0 Replies Latest reply on Aug 20, 2010 2:52 AM by steveschols

    Problem with EJB 2.0 remove - FK field is nullified?

    steveschols

      Hi,

       

      We're having problems with our enterprise application which is implemented using EJB 2. We use XDoclet to generate the interfaces and XML files. The database was created long before the application was developed.

      We got on this project years ago for maintanance. It was not developed by us originally and we didn't get enough time and budget to write it from scratch or to migrate it properly to more recent technologies completely.

       

       

      We have parameter records like EventType and data records like Event.

      Strange enough, the EventType foreign key column in Event is nullable in the database.

       

      When we remove an EventType instance, the EventType column in Event is just nullified.

      Instead we would expect that the remove would be prevented by the foreign key database constraint that lies on the EventType column in Event.

      Event refers to EventType with a foreign key constraint. We would expect a Constraint Violation because of the fact that you try to remove an EventType which is still refered from an Event.

       

      Can anyone explain us what we should do about this?

      I hope we do not have to check every relationship in the code itself while there are database constraints?

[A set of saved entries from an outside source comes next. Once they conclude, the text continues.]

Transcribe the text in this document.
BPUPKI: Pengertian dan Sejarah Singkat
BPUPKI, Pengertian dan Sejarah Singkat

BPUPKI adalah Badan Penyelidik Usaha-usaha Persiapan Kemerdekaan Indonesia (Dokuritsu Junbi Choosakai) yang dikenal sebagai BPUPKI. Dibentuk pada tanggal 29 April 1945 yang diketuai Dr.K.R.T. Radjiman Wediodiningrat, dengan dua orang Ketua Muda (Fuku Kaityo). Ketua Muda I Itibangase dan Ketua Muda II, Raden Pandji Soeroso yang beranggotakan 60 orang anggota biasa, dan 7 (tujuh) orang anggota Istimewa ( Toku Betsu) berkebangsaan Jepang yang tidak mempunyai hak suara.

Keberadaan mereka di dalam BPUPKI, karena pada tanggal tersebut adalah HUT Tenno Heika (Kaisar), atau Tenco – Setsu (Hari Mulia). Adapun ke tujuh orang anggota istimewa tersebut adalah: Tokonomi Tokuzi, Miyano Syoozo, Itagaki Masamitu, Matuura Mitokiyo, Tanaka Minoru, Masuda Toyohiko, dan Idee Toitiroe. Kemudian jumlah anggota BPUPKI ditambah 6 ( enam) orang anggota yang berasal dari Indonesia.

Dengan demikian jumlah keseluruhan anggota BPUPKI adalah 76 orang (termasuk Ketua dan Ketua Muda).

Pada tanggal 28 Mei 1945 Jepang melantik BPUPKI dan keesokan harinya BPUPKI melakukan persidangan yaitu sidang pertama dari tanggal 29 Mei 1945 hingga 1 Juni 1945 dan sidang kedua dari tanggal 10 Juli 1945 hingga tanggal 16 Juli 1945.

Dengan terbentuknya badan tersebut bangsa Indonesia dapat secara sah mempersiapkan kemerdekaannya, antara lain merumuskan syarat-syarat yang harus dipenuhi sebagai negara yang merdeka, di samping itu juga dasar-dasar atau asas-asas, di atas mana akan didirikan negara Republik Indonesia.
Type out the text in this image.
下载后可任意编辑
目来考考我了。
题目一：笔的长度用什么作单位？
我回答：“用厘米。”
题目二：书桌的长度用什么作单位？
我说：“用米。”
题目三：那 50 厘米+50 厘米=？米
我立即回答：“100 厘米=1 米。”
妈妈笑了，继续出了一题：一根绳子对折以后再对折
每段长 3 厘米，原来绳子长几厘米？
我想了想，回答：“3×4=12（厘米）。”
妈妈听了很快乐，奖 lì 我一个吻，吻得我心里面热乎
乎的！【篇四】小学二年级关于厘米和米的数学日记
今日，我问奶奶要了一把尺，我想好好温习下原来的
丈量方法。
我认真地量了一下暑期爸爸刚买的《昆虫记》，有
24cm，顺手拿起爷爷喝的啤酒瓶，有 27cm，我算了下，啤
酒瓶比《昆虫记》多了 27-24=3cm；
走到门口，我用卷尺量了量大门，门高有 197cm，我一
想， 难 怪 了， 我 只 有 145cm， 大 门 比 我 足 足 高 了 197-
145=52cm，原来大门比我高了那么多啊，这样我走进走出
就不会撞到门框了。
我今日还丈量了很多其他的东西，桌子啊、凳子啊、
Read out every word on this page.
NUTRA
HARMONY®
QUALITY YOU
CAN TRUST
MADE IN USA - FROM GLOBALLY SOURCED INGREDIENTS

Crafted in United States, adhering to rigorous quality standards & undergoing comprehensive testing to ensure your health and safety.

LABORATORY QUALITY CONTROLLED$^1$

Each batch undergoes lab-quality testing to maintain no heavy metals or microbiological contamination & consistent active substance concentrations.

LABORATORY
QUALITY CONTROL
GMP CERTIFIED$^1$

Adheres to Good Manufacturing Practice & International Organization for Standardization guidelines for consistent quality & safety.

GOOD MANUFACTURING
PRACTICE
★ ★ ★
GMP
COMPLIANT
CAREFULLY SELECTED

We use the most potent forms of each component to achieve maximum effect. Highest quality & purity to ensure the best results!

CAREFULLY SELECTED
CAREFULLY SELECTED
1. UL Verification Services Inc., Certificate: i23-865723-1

      I know the EJB 2 spec isn't all that ... but we don't have another choice at this moment than using EJB 2.

       

       

      We've had a similar problem with cascaded deletes.

      There, a not null foreign key column to a parent record was tried to be nullified in the children because we deleted the parent. Ofcourse this was not possible due to the not null constraint.

       

      Where Hibernate retains all SQL statements untill the session is committed or flushed, EJB 2 doesn't appear to behave the same where.

      If you do some updates in Hibernate on a record and delete the record in the same transaction, Hibernate will only perform the delete. Not the updates.

      EJB 2 appears to update the foreign key columns at the moment that a delete is called, where after he physically deletes the record after the ejbRemove() method.

      I'm not sure if nullifying the foreign key columns is according to the EJB 2 spec, but it is the way JBoss has implemented the CMR behaviour in case of removal of a record.

      We've found that a <batch-cascade-delete> (JBoss ONLY) option in XML will solve this by immediatly doing "delete where FK column = ..." instead of performing an update first.